Unaccountably, and in defiance of all prior precedent, a panel of Superior Court judges ruled that a claim for punitive damages is in fact a cause of action and must be pled within the two-year statute of limitations. Notwithstanding the chaos this decision will now cause practitioners (plaintiffs must now plead punitive damages in all negligence cases, regardless of the facts, just to be safe and to avoid a future claim of malpractice), the decision cannot be squared with long-standing precedent or common experience. With respect to precedent, Pennsylvania is and always has been a notice pleading state. Plaintiffs do not need to include every potential theory of negligence in a Complaint, nor do they need to specifically enumerated all elements of damages. Rather, it has always been the law that a plaintiff need only plead sufficient facts to allow a defendant to prepare a defense against a cause of action. No court in Pennsylvania has ever held that a request for punitive damages is a stand alone cause of action. And this makes sense, because there is no independent cause of action for punitive damages. Punitive damages are simply a component of damages permitted in those rare cases where a defendant’s conduct is outrageous.
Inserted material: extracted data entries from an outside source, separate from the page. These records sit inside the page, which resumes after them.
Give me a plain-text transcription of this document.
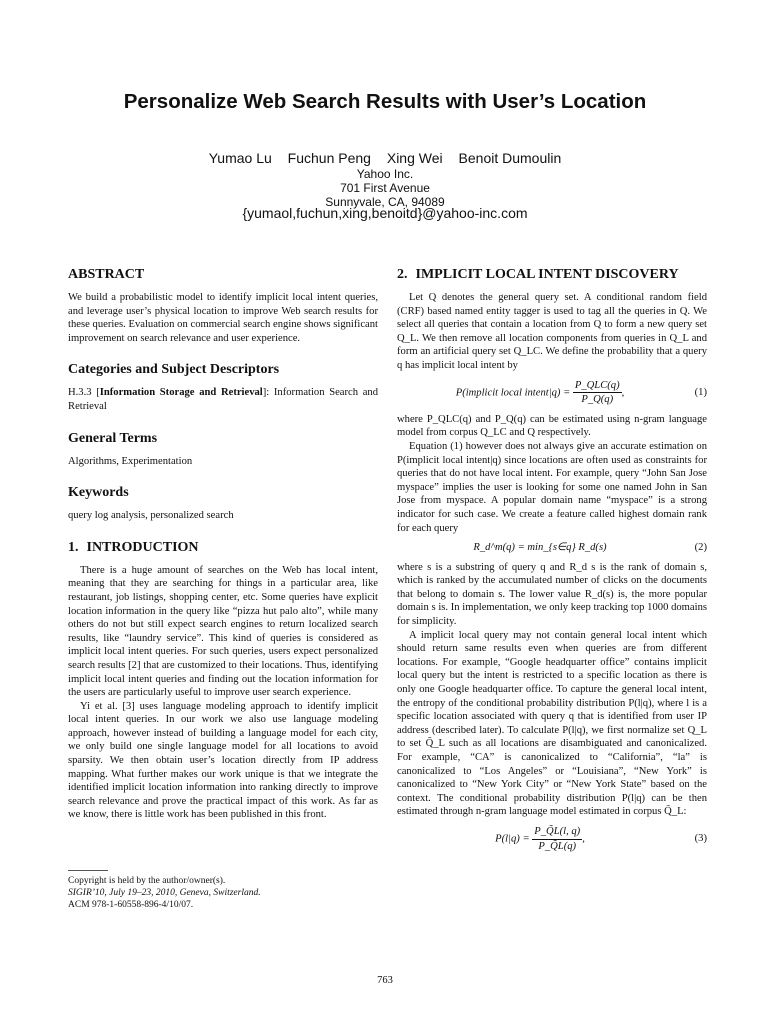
Personalize Web Search Results with User’s Location
Yumao Lu Fuchun Peng Xing Wei Benoit Dumoulin
Yahoo Inc.
701 First Avenue
Sunnyvale, CA, 94089
{yumaol,fuchun,xing,benoitd}@yahoo-inc.com
ABSTRACT

We build a probabilistic model to identify implicit local intent queries, and leverage user’s physical location to improve Web search results for these queries. Evaluation on commercial search engine shows significant improvement on search relevance and user experience.

Categories and Subject Descriptors

H.3.3 [Information Storage and Retrieval]: Information Search and Retrieval

General Terms

Algorithms, Experimentation

Keywords

query log analysis, personalized search

1. INTRODUCTION

There is a huge amount of searches on the Web has local intent, meaning that they are searching for things in a particular area, like restaurant, job listings, shopping center, etc. Some queries have explicit location information in the query like “pizza hut palo alto”, while many others do not but still expect search engines to return localized search results, like “laundry service”. This kind of queries is considered as implicit local intent queries. For such queries, users expect personalized search results [2] that are customized to their locations. Thus, identifying implicit local intent queries and finding out the location information for the users are particularly useful to improve user search experience.

Yi et al. [3] uses language modeling approach to identify implicit local intent queries. In our work we also use language modeling approach, however instead of building a language model for each city, we only build one single language model for all locations to avoid sparsity. We then obtain user’s location directly from IP address mapping. What further makes our work unique is that we integrate the identified implicit location information into ranking directly to improve search relevance and prove the practical impact of this work. As far as we know, there is little work has been published in this front.

Copyright is held by the author/owner(s).
SIGIR’10, July 19–23, 2010, Geneva, Switzerland.
ACM 978-1-60558-896-4/10/07.
2. IMPLICIT LOCAL INTENT DISCOVERY

Let Q denotes the general query set. A conditional random field (CRF) based named entity tagger is used to tag all the queries in Q. We select all queries that contain a location from Q to form a new query set Q_L. We then remove all location components from queries in Q_L and form an artificial query set Q_LC. We define the probability that a query q has implicit local intent by

P(implicit local intent|q) = $\frac{\text{P\_QLC(q)}}{P\_Q(q)}$ ,	(1)

where P_QLC(q) and P_Q(q) can be estimated using n-gram language model from corpus Q_LC and Q respectively.

Equation (1) however does not always give an accurate estimation on P(implicit local intent|q) since locations are often used as constraints for queries that do not have local intent. For example, query “John San Jose myspace” implies the user is looking for some one named John in San Jose from myspace. A popular domain name “myspace” is a strong indicator for such case. We create a feature called highest domain rank for each query

R_d^m(q) = min_{s∈q} R_d(s)	(2)

where s is a substring of query q and R_d s is the rank of domain s, which is ranked by the accumulated number of clicks on the documents that belong to domain s. The lower value R_d(s) is, the more popular domain s is. In implementation, we only keep tracking top 1000 domains for simplicity.

A implicit local query may not contain general local intent which should return same results even when queries are from different locations. For example, “Google headquarter office” contains implicit local query but the intent is restricted to a specific location as there is only one Google headquarter office. To capture the general local intent, the entropy of the conditional probability distribution P(l|q), where l is a specific location associated with query q that is identified from user IP address (described later). To calculate P(l|q), we first normalize set Q_L to set Q̃_L such as all locations are disambiguated and canonicalized. For example, “CA” is canonicalized to “California”, “la” is canonicalized to “Los Angeles” or “Louisiana”, “New York” is canonicalized to “New York City” or “New York State” based on the context. The conditional probability distribution P(l|q) can be then estimated through n-gram language model estimated in corpus Q̃_L:

$P(l|q) = \frac{P\_Q̃L(l, q)}{P\_Q̃L(q)}$ ,	(3)
763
Given that the panel’s decision in Wilson represents a sea change that will fundamentally alter the practice of law for civil litigants in Pennsylvania (because if punitive damages are a “cause of action,” you better plead everything under the sun in a Complaint!), you would think that the court would have spent considerable time explaining its decision. You would also think it would have engage in a deep legal (and perhaps philosophical) analysis. But you would be wrong. After boiler plate citation to decisions that in no way support the panel’s holding, here is the entirety of the Superior Court’s analysis:
On independent review, we are constrained to conclude that the trial court’s decision to permit the addition of a claim for punitive damages in the middle of the first trial was legally incorrect. Quite plainly, and without factual dispute, the statute of limitations had expired.
“Quite plainly.” The Superior Court thought the issue so obvious it dismissed it in two words: “quite plainly.” The Superior Court threw out a $35 million verdict, and created a new and unworkable legal paradigm on the strength of two words.
With all respect to the Superior Court, which gets it right most of the time, it really missed the mark on this one. It is clear from the lack of analysis that the Court did not consider the implications of its decision. If an element of damages is now considered a “cause of action,” the legal definition and common understanding of “cause of action” has (without any principled explanation) expanded beyond reason and beyond measure. The upshot, unfortunately, is that plaintiffs’ counsel will now be forced to include a claim for punitive managers in every Complaint. More than that though, the Complaint should now be a compendium of every single fact and theory of liability known or conceivable to counsel. Because if nothing else, the Superior Court is now signaling that our state’s well established pleading conventions have been turned upside down.